In deployment, specialty-level adaptation enabled reuse across tasks.
This reflected a broader shift in clinical AI:
From isolated models → to integrated systems
From single predictions → to structured decision processes
From task-specific pipelines → to reusable model components
Within nMAS, the unified approach enables models to be selected, adapted, and deployed within a coordinated system, bridging the gap between model development and real-world use.
How This Fits Into Nimblemind’s Approach
At Nimblemind, we focus on building systems that can operate over multimodal clinical data and integrate AI into real-world workflows.
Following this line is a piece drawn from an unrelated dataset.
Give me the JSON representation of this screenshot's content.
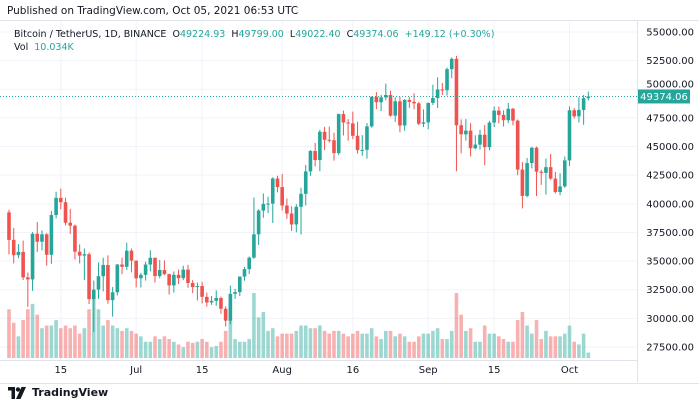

This work reflects that approach by evaluating MedGemma as part of the nMAS, which coordinates structured prompting, model selection, and deployment across clinical tasks.
Rather than optimizing for a single benchmark, the goal was to create systems that were:
Transparent - decisions can be inspected and audited
Scalable - new tasks can be added without redesigning the system
Maintainable - fewer models reduce operational complexity
By combining model selection and deployment within nMAS, we moved closer to clinical AI systems that are both effective and practical in real-world settings.